Com o advento da ciência do treinamento desportivo foram desenvolvidas novas configurações para o fartlek. Apresentamos abaixo três tipos de fartleks oriundos dessas novas tendências, além do tradicional, com as devidas considerações e exemplos práticos:·

  • fartlek tradicional, sendo que o corredor decide em que ritmos deve correr, quais as distâncias e / ou duração do estímulo e o tipo de terreno (de preferência, com muitas variações, ou seja, grama, terra, asfalto, areia, aclives, declives, planos, etc.), tudo de acordo com a sua disposição do momento. A duração do treino deve estar compreendida entre 40 min a 2 horas. Pode ser utilizado como recurso pedagógico para a quebra da rotina e para promover a recuperação do corredor após períodos de grande acúmulo de fadiga física ou mental, pois permite a execução do treino sem compromissos com tempo / distância;
  • fartlek orientado, onde as variações de distância e ritmo são orientadas pelo treinador, sendo utilizado nas semanas iniciais da preparação do atleta. Exemplo: 2 km corrida lenta + 4 séries de 1000m x 800m x 600m x 400m x 200m em ritmo acelerado intercaladas com 200-400m de corrida lenta + 2 km de corrida lenta;
  • fartlek especial, onde há uma combinação de corridas de diferentes distâncias e ritmos, com exercícios especiais (saltos, educativos, etc.). Exemplo: 3 km corrida lenta + exercícios educativos intercalados com 50m de corrida lenta + seqüência de saltos intercalados com 50-100m de corrida lenta + acelerações de 100-200m intercaladas com 50-100m de corrida lenta + acelerações de 400m-800m intercaladas com 200m corrida lenta + exercícios para resistência de força muscular intercalados com 50-100m de corrida lenta + acelerações de 1000-2000m intercaladas com 400-800m corrida lenta + 3 km corrida lenta;
  • fartlek líder, pela formação de grupos de corredores do mesmo nível de condicionamento, onde um deles será o responsável pelas acelerações intermediárias, sendo que os demais deverão ultrapassá-lo. O treinador deverá orientar em relação às distâncias utilizadas ou a duração do estímulo e aos momentos de aceleração. O objetivo do trabalho é condicionar os corredores às acelerações intermediárias que ocorrem durante as competições esportivas. Exemplo: 3 km corrida lenta + 12 km intercalando 800-1200m corrida acelerada com simulações táticas com 400-800m corrida recuperativa + 3 km corrida lenta.

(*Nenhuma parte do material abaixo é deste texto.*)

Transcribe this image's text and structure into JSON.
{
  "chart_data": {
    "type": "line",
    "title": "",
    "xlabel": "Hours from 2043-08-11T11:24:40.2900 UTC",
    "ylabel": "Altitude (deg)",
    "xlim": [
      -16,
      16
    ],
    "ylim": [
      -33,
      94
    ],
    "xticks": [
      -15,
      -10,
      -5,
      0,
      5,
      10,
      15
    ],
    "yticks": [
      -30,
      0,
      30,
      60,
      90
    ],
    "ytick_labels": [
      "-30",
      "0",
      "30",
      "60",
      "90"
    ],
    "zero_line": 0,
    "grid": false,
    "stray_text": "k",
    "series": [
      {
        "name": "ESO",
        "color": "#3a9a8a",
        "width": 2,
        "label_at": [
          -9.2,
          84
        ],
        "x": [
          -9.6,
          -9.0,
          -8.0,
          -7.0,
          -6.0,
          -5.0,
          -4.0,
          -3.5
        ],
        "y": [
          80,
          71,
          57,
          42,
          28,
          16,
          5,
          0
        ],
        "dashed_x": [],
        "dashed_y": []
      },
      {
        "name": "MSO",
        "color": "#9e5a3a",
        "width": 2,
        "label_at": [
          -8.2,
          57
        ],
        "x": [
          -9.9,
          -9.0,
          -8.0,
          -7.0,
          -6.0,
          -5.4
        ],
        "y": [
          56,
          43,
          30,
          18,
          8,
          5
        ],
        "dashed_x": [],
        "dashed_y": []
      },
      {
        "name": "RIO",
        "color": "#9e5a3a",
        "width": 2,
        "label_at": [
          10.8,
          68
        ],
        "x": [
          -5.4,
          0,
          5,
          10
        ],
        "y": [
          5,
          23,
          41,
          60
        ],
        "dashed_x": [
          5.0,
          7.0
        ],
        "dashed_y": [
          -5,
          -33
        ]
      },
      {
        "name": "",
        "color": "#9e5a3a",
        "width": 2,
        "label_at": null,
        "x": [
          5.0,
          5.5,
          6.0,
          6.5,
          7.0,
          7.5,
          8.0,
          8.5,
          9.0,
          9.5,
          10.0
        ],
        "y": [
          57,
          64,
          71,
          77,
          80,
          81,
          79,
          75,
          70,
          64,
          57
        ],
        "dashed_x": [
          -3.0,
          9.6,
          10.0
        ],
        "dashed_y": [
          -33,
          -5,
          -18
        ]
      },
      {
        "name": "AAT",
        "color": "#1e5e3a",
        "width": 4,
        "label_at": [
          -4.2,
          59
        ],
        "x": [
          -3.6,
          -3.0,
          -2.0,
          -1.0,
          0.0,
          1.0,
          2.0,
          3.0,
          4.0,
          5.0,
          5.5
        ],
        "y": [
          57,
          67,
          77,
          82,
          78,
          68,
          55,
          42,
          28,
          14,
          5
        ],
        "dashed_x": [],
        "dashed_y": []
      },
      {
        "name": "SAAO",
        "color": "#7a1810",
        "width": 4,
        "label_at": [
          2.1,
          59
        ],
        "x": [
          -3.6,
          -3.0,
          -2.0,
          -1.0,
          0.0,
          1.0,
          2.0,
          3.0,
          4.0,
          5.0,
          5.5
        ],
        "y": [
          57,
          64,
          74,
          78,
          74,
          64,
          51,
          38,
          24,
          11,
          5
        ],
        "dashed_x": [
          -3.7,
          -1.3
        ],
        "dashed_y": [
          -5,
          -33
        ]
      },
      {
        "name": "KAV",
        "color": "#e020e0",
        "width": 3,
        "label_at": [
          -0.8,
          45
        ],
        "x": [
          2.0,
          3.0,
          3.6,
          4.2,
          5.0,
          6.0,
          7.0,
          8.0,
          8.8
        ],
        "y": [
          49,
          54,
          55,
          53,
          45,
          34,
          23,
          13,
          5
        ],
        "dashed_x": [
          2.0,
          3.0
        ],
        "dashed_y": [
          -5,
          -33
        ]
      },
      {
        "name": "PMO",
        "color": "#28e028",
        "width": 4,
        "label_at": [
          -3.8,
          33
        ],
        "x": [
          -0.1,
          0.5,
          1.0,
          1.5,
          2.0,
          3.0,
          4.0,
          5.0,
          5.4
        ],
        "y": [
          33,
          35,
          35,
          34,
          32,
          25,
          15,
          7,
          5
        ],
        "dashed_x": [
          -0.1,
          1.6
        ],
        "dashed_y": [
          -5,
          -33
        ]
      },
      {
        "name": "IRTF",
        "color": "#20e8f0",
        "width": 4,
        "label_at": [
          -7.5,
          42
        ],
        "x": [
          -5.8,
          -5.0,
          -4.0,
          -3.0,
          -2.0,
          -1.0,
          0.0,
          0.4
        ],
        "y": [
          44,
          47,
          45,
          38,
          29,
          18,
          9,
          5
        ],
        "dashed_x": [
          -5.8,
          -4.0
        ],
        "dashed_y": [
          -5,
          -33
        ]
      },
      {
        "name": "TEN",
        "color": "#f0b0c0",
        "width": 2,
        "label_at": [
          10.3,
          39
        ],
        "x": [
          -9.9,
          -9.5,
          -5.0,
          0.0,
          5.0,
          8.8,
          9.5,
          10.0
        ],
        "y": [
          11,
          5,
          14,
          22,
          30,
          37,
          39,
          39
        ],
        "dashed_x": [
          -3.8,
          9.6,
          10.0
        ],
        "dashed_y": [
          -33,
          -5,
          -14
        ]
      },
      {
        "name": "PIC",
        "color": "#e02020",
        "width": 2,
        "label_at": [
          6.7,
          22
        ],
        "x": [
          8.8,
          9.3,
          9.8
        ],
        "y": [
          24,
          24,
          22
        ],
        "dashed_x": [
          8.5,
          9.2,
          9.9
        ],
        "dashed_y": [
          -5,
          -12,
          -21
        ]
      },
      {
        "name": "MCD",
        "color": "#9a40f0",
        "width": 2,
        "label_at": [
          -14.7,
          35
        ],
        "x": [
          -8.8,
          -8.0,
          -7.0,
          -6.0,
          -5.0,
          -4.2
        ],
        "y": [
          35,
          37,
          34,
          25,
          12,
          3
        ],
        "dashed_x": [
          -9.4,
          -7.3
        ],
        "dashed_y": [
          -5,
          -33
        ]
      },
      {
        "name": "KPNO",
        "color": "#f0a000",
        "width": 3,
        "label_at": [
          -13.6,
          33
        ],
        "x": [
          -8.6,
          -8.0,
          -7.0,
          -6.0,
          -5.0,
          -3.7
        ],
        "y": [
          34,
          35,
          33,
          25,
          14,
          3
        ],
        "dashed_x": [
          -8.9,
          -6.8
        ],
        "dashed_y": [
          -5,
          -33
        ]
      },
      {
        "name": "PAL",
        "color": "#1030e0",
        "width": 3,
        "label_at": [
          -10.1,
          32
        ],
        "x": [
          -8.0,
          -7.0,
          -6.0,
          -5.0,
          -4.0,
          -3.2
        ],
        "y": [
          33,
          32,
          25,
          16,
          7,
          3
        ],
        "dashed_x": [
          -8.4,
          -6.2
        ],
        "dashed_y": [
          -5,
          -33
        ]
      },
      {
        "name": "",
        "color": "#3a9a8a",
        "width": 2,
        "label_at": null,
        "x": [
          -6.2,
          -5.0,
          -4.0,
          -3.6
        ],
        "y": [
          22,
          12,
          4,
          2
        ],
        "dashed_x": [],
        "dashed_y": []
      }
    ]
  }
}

O fartlek, conforme a sua orientação, pode ser realizado na pista de atletismo, em trilhas pelos campos e bosques e em terrenos variados, sendo os percursos em meio à natureza aqueles que oferecem maiores atrativos aos corredores.

Podemos considerar o fartlek como um meio amplo e eficaz para o aprimoramento da capacidade atlética dos corredores de alto rendimento nas provas de fundo do atletismo, pois, além de assegurar a manutenção do volume adequado do treinamento, proporciona meios para o aperfeiçoamento da velocidade e ritmo de corrida. Treina-se a velocidade, porém, com quilometragem.

É fundamental que os técnicos disponham de recursos variados para a ampliação da capacidade do ritmo de corrida de seus comandados, tendo o conhecimento necessário para a correta distribuição dos meios e métodos de treinamento ao longo das etapas da preparação.

O fartlek, se empregado com critério e em momentos oportunos, terá a sua eficiência comprovada.

Bibliografia Recomendada:

  1. BOMPA, T. Periodização: Teoria e Metodologia do Treinamento. 4a edição. São Paulo: Phorte, 2002;
    FORTEZA, A. Treinamento Desportivo: Carga, Estrutura e Planejamento. 1ª edição brasileira. São Paulo: Phorte, 2001;
  2. HEGEDUS, J. Estúdio de las Capacidades Físicas: la Resistência. Revista Digital: Educación Física y Deportes. Año 2, N° 7, Buenos Aires, Ouctubre, 1997;
    MACHADO, M. Fartlek Total. Revista Spiridon, ano 25, nº 149, 22-27, Portugal, jul/ago, 2003;
    PLATONOV, V. BULATOVA, M. A Preparação Física. Rio de Janeiro: Sprint, 2003;
    VERKHOSHANSKY, Y. Treinamento Desportivo: Teoria e Metodologia. Porto Alegre: Artmed, 2001.